Lembra-se? No início, eram só dois autores…

Confira o artigo de Heloisa Starling e Afonso Borges

  • por em 17 de julho de 2019 | atualizado: 13/02/2020 - 12:45

(Imagem: divulgação)

Por Heloisa Starling e Afonso Borges

Em novembro de 2017 um abaixo-assinado com 30 mil assinaturas exigiu que o SESC Pompéia, em São Paulo, cancelasse a participação da filósofa norte-americana Judith Butler no seminário “Os fins da Democracia”, realizado em parceria com a Universidade da Califórnia. “Sua presença em nosso país”, dizia o texto do manifesto, “não é desejada pela esmagadora maioria da população nacional”. Ao contrário do que aconteceu na Feira do Livro de Jaguará do Sul, contudo, os organizadores do seminário não se deixaram intimidar. O convite à Butler foi mantido e o seminário tornou-se um caso exemplar de ativismo democrático contra o autoritarismo e a intolerância na sociedade brasileira.

“Desconvidar” um  autor ou autora por razões orçamentárias é, de certa forma, natural. Nem sempre o que se imagina cabe no bolso. E há uma distância entre o tempo do planejamento e o dia do início do evento. Neste meio, entra a captação de recursos que, às vezes, não cumpre as metas estabelecidas. Mas cancelar a presença de um convidado em um evento pelo que ele ou ela representa é outra história. Miriam Leitão, mineira de Caratinga, e Sergio Abranches foram convidados para falar sobre a sua formação como escritores. A natureza do convite foi clara: “uma biblioteca afetiva”. E a alegação divulgada, sobre a impossibilidade de se preservar a “integridade física” dos mesmos é, no mínimo, duvidosa.

O que aconteceu na Feira do Livro em Santa Catarina é covarde e assustador – e nós precisamos nos dar conta do que está acontecendo à nossa volta com a erosão das grades de proteção à democracia no Brasil. O cancelamento do convite à Miriam e Sérgio não é apenas a evidência de que os organizadores do evento humilharam-se diante das pressões. Significa que eles se curvaram frente à intolerância que nega qualquer divergência e elimina o horizonte da igualdade. A intolerância está situada na raiz do ódio, um ingrediente indispensável para emprestar um rosto novo e contemporâneo ao totalitarismo e conferir sentido a ele. O ódio entra em ação quando o Outro é visto como o inimigo que precisa ser silenciado, excluído, aniquilado. Foi com esse tipo de violência que os organizadores do evento consentiram.

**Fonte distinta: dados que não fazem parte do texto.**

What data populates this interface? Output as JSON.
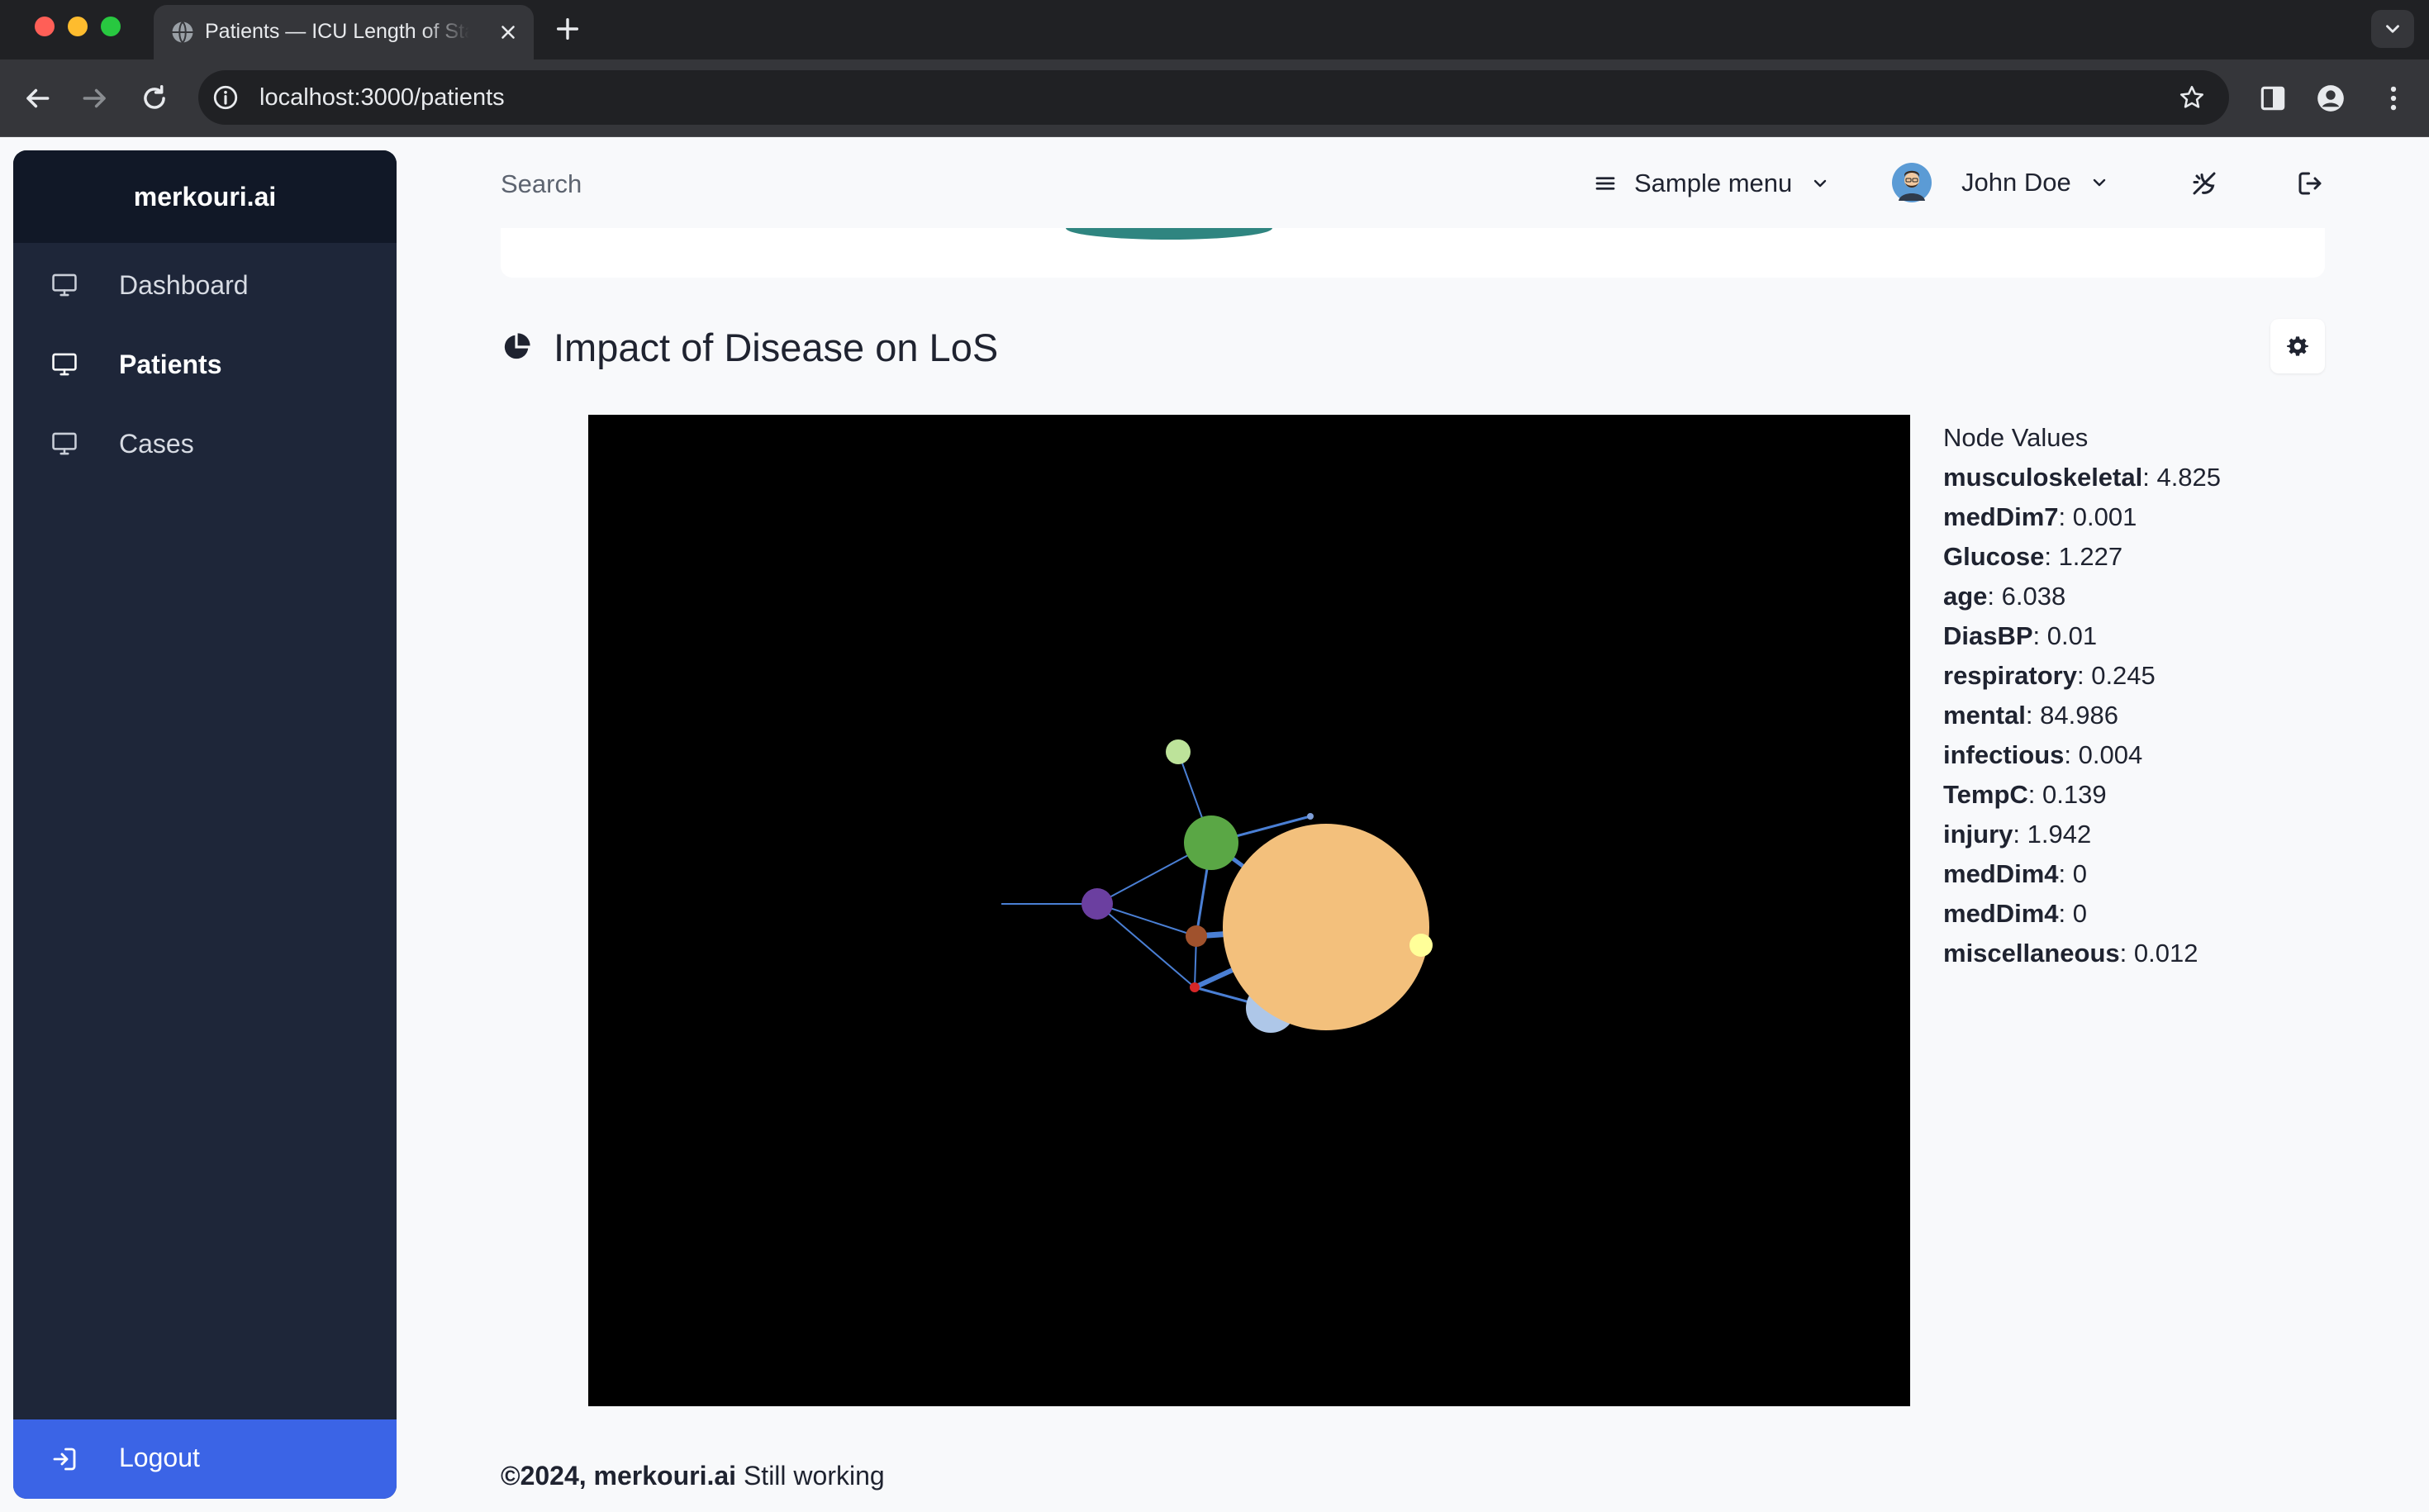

Mas o cancelamento do convite tem um significado oculto, e muito mais preocupante: nenhuma instituição democrática se protege sozinha. Hoje, no Brasil, a cultura e as artes são particularmente vulneráveis – bem como o jornalismo e as universidades. O que protege a democracia é uma coisa só: nossa capacidade de mobilizar as pessoas em sua defesa. E onde termina a nossa disposição de proteger essas instituições, começa a tirania. Os signatários do manifesto que exigiu o cancelamento do convite são um punhado de indivíduos insulados que se recusam ao debate, ao esclarecimento recíproco, à troca de opiniões, ao aprendizado e à informação – não há nada que ligue essas pessoas num agregado de interesses comuns e faça delas uma comunidade. Cabe lembrar: uma sociedade que não se funda nos laços da solidariedade, da tolerância e do compartilhamento, é também sem compaixão e “não merece o nome de cidade, mas antes o de solidão”, como disse Espinosa.

** Este texto não reflete, necessariamente, a opinião do Portal UAI.